The acquisition from the privately-held trading group Trafigura, and the UAE’s sovereign wealth fund Mubadala, not only transforms Sandfire, it transforms the shape and optionality of investor choice on the ASX for base metals exposure.
Nestled amongst eucalypts and orange groves about 130km from Seville, MATSA is a modern-day continuation of a copper-lead-zinc production history on the colossal Iberian Pyrite Belt (IPB) that dates back more than 3,000 years.
The IPB is where Rio Tinto got its start as a copper producer in the 1860’s from deposits along the Red River which flows down to the port at Huelva, which is where MATSA concentrates head off to smelters in Europe and China.
Sandfire has been stalking MATSA for four and a half years, giving it an edge in the competitive process kicked off in recent times by the Trafigura/Mubadala combo.
Mid-tier miners like South32, Canada’s Hudbay, and Mexico’s Grupo Mexico, have all been named in reports in recent months on the competitive process, making the fact that Sandfire has secured MATSA for a price that is twice its undisturbed market cap a remarkable achievement.
The early reaction from analysts naturally enough was that having won a competitive process, Sandfire must be paying too much.
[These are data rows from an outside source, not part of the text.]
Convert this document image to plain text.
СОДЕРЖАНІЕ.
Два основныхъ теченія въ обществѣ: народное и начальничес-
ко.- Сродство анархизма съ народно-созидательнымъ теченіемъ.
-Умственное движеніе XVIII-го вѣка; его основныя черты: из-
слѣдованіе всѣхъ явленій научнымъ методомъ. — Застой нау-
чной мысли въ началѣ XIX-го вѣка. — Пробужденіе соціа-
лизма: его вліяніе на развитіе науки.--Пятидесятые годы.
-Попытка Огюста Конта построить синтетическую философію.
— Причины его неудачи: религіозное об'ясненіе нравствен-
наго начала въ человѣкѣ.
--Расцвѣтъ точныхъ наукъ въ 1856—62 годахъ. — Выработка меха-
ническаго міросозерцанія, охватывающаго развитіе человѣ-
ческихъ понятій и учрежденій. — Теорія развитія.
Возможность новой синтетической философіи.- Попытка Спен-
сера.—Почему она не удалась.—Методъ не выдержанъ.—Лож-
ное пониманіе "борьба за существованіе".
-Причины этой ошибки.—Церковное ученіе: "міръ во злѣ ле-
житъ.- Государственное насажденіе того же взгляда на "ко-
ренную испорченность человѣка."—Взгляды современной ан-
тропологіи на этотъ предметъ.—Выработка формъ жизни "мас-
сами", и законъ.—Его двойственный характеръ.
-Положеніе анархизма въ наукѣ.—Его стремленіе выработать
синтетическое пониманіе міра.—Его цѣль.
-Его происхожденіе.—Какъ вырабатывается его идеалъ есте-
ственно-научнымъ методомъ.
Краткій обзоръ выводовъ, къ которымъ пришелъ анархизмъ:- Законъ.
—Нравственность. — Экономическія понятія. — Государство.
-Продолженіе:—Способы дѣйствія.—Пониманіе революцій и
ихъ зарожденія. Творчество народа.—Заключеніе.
Sandfire obviously doesn’t see things that way. It points to the background information it had on MATSA from its 4.5 years of stalking, and its ability to move quickly by securing the deal with an initial $US100 million deposit as factors which gave it the edge.
Its flexibility came through in the support for the financing package – $A897 million from an underwritten debt facility secured by MATSA, $A1.248 billion from an underwritten equity raising, $A297 million from existing cash reserves, and the draw-down of $A200 million debt facility.
From its three underground mines, MATSA produces 100,000-120,000tpa of copper equivalent (copper accounts for 60-70% of revenue) from a 4.7mtpa processing plant, at a cash cost after by-product metals of US40-60c/lb copper equivalent.
More to the point, the acquisition price implies an acquisition multiple of 4.8x MATSA’s bushfire- and COVID-impacted FY2021 EBITDA of $US387 million compared with the 6-8x MATSA’s global peers attract on average.
A 4.8x multiple for an operation with Tier-1 credentials is as good as it gets in the copper space, remembering that it is metal that most have bumping along at its current elevated pricing of $US4.20/lb for a couple of years before taking off in response to structural supply deficits caused by the world’s decarbonisation and electrification efforts.
From an ASX perspective, Sandfire’s copper (equivalent) production shoots from 72,000tpa to 182,000tpa in FY2022, taking it past OZ Minerals at 173,000t. So the discount in Sandfire’s pre-MATSA share price should be unwound on conclusion of the deal.
Importantly for a company dogged for years by a looming production gap, MATSA comes with a 12-year resource life (six years from ore reserves), with a clear pathway to a multi-decade life from the conversion of additional resources to reserves.
A low-cost expansion plan to a processing rate of 5mtpa has already been worked on by the MATSA joint venture and Sandfire will be looking to bank further upside from more of the VMS-style deposits in the region, and a tweaking of the mining method to capture more of the high-grade material.
Deals like MATSA don’t come along very often. That Sandfire has been able to secure the operation against a backdrop of the “hot” copper market, and against some stiff competition and at a price that Simich says represents fair value, is worth celebrating.
It’s el problema is a thing of the past.